With the increase of pages and buttons in real-world applications, industrial-scale recommender systems face multi-domain and multi-task challenges. On the one hand, users and items in multiple domains suffer inconsistent distributions. On the other hand, multiple tasks have distinctive sparsity and interdependence. Personalization modeling is the core of recommender systems. Accurate personalization estimation helps to capture the degree of user preference for items in different situations, especially in the case of multiple domains and multiple tasks. In multi-task and multi-domain recommendation, how to introduce personalized priors into the model in the right place and in the right way is crucial. In this paper, we propose a plug-and-play Parameter and Embedding Personalized Network (PEPNet) for multi-task recommendation in the multi-domain setting.
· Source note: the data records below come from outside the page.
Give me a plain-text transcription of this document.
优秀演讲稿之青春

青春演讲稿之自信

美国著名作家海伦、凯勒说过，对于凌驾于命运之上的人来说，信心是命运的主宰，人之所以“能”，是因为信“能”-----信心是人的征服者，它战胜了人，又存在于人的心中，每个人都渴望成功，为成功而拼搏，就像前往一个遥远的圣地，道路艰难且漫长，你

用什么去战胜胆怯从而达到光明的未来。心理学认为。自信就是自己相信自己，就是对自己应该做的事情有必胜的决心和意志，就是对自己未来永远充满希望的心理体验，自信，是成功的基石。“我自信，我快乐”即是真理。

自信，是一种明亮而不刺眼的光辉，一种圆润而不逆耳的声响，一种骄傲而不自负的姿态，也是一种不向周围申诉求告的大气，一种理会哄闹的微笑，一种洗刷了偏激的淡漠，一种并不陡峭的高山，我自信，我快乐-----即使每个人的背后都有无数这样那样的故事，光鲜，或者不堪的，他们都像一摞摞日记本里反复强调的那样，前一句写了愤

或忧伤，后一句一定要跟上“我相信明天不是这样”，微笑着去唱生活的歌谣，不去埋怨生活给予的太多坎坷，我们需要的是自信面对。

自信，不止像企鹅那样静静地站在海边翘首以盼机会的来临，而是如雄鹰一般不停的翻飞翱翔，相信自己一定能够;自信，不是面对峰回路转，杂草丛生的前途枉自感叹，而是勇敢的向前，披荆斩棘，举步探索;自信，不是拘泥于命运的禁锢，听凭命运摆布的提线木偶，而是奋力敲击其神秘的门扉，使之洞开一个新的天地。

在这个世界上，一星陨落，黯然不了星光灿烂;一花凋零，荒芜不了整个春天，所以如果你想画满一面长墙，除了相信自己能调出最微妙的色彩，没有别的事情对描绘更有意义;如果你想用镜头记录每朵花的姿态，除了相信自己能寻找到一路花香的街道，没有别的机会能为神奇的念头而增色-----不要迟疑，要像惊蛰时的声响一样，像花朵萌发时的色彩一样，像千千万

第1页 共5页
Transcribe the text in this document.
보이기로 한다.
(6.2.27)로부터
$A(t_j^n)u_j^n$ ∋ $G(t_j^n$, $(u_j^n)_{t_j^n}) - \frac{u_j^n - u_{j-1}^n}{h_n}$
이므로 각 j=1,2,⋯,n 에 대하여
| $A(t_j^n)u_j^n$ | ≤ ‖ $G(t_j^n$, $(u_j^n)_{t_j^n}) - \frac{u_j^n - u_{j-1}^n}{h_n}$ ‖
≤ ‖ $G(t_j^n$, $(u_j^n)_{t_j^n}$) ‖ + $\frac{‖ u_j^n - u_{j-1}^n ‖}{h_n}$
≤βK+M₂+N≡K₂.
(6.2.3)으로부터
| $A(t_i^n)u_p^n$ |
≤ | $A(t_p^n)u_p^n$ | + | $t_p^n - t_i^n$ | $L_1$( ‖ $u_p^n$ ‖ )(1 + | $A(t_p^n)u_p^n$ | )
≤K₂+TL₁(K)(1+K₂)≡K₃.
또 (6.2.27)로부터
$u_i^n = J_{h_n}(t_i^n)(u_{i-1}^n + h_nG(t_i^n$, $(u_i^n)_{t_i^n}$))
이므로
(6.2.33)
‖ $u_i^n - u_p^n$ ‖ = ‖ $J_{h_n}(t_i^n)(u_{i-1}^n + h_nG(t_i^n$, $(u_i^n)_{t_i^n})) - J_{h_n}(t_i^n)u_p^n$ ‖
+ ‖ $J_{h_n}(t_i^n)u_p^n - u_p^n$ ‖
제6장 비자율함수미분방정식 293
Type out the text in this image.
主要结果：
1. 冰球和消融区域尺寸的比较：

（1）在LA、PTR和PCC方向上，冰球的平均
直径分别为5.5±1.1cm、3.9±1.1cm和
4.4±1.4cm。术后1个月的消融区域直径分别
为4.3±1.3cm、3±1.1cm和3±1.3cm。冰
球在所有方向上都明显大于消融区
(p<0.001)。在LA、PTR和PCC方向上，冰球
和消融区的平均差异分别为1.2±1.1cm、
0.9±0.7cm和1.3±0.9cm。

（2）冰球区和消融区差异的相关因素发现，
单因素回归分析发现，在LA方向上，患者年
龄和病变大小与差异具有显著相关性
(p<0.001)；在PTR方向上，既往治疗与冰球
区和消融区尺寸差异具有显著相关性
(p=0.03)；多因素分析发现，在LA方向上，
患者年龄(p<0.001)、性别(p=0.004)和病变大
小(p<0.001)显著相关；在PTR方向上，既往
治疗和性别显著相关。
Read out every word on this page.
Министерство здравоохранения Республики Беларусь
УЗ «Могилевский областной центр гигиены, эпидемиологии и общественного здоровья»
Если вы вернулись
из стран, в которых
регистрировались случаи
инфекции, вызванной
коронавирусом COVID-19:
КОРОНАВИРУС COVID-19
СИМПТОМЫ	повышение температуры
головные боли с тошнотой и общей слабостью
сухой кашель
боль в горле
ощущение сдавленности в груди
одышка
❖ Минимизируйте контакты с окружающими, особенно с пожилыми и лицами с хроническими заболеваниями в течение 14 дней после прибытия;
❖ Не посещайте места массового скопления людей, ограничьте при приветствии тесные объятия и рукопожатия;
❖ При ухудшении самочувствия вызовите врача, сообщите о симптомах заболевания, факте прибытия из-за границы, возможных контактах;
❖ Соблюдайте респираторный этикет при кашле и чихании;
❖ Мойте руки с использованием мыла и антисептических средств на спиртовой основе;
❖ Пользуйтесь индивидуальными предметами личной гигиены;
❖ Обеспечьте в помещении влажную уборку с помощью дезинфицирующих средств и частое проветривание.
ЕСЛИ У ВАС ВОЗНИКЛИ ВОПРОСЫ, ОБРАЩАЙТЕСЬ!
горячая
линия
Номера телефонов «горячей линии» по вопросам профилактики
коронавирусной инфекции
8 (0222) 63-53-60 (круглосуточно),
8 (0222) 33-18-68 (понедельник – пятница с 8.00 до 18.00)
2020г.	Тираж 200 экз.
PEPNet takes features with strong bias as input and dynamically acts on the bottom-layer embeddings or the top-layer DNN hidden units in the model through the gate mechanism. By mapping significant priors to scaling weights ranging from 0 to 2, PEPNet introduces both parameter personalization and embedding personalization. Embedding Personalized Network (EPNet) selects and aligns embeddings with different semantics under multiple domains. Parameter Personalized Network (PPNet) influences DNN parameters to balance interdependent targets in multiple tasks. To further adapt to the characteristics of the model, we have made corresponding engineering optimizations on the Embedding and DNN parameter update strategies. We have deployed the model in Kuaishou and Kuaishou Express apps, serving over 300 million daily users. Both online and offline experiments have demonstrated substantial improvements in multiple metrics. In particular, we have seen a more than 1\% online increase in three major domains.